Добавить в цитаты Настройки чтения

Страница 22 из 122



– Так я скоро совсем без войска останусь! – даже забеспокоился Белли, глядя на нескончаемые сцены бурного братания.

– То не страшно! – заверили его городские старшины.- То надо!

– Ну, ладно, – согласился с ними капитан. – Надо, значит надо! Три дня гуляем, а потом за дело! Однако внезапно с брандвахтенной шхуны доложили:

– Со стороны моря парус! Похоже, военное судно! Однако тревога оказалась ложной. Возмутителем спокойствия оказался «Венус», который за это бремя успел обернуться от Корфу до Новой Рагузы и вот теперь, наконец-то, догнал свой отряд.

– Как раз кстати! – обрадовался Белли. Офицерам и матросам «Венуса» не разрешили даже сойти на берег.
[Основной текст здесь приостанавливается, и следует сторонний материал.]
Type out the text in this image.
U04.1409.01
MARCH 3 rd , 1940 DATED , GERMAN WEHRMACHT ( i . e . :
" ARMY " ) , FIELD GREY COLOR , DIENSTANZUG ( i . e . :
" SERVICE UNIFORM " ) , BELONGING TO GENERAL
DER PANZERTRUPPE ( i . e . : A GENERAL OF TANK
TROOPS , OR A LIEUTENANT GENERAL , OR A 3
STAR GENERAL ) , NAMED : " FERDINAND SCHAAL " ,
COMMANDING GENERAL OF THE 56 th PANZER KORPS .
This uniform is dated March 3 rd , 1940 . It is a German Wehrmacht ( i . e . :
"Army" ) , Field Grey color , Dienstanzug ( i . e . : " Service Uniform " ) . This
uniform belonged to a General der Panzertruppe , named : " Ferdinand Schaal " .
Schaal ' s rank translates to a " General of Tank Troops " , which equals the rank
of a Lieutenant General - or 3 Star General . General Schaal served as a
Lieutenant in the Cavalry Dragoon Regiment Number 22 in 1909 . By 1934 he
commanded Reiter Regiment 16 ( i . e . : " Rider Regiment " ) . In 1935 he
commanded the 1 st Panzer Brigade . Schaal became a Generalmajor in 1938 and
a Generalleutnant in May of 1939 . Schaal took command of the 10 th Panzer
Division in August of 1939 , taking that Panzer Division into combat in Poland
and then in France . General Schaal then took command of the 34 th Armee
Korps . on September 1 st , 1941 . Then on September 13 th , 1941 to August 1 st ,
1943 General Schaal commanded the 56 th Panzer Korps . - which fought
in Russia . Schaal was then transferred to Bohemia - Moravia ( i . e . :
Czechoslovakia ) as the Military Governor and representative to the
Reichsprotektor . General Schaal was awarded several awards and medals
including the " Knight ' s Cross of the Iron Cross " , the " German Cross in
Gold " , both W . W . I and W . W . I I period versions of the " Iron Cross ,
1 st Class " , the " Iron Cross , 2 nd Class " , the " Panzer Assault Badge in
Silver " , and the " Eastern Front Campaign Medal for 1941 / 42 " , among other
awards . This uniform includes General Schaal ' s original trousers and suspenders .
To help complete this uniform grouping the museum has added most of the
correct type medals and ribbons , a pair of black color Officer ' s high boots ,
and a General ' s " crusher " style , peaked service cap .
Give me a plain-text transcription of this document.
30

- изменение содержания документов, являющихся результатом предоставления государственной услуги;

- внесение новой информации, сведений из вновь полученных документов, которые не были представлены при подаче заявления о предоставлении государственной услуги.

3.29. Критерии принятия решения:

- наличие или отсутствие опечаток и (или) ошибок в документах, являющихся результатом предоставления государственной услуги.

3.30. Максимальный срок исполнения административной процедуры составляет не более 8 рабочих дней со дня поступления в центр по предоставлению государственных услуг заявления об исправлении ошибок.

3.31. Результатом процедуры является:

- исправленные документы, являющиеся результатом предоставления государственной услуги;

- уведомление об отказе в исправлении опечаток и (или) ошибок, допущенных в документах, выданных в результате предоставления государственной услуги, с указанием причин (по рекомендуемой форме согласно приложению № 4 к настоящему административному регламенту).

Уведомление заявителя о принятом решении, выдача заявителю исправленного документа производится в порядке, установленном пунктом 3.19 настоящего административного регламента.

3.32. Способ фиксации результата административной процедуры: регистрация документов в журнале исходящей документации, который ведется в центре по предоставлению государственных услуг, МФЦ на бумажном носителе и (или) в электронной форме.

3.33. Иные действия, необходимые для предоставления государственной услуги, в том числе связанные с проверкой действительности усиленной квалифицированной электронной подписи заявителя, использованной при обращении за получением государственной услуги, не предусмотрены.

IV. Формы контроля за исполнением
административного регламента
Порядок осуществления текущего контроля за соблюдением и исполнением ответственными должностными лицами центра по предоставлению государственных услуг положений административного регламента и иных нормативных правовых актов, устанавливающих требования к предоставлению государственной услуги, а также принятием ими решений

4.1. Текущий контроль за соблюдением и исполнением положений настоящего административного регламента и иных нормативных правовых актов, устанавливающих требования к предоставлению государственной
Белли был очень озабочен тем, что сенат Новой Рагузы пропустит через свои владения французские войска, снабдив их всем необходимым. Чтобы не допустить этого, он вместе с митрополитом уже выслал отряд черногорцев к рагузинской границе. А для того, чтобы неприятель не переправился в Рагузу морем, Белли и решил отправить «Венус». Заодно фрегат должен был доставить в Рагузу и графа Войновича, на которого была возложена непростая миссия побудить сенат отказаться от помощи французам. Одновременно на Корфу к Сенявину с донесением ушла шхуна «Экспедицион».

Над крепостями взвились трехцветные русские флаги. Первой подняла сине-бело-красный триколор крепость Катаро, за ней Кастельново и Испаньола, следом Будуя, Сан-Стефано, Тринита и Порто-Россо.

Современник писал об этом событии восторженные слова: «Итак в первый раз водрузился орел Белого царя между славянскими народами, соединенными верою, языком, но разделенными неизмеримым пространством! Заря утешительной надежды воссияла перед ними, и что предполагаемо было Петром Великим, то выполнено Александром! Нельзя изобразить восхищения сего вновь приобретенного народа, покорившегося не оружию, но влечению сердец своих, видевшего в подданстве России торжество своих желаний, торжество своей веры».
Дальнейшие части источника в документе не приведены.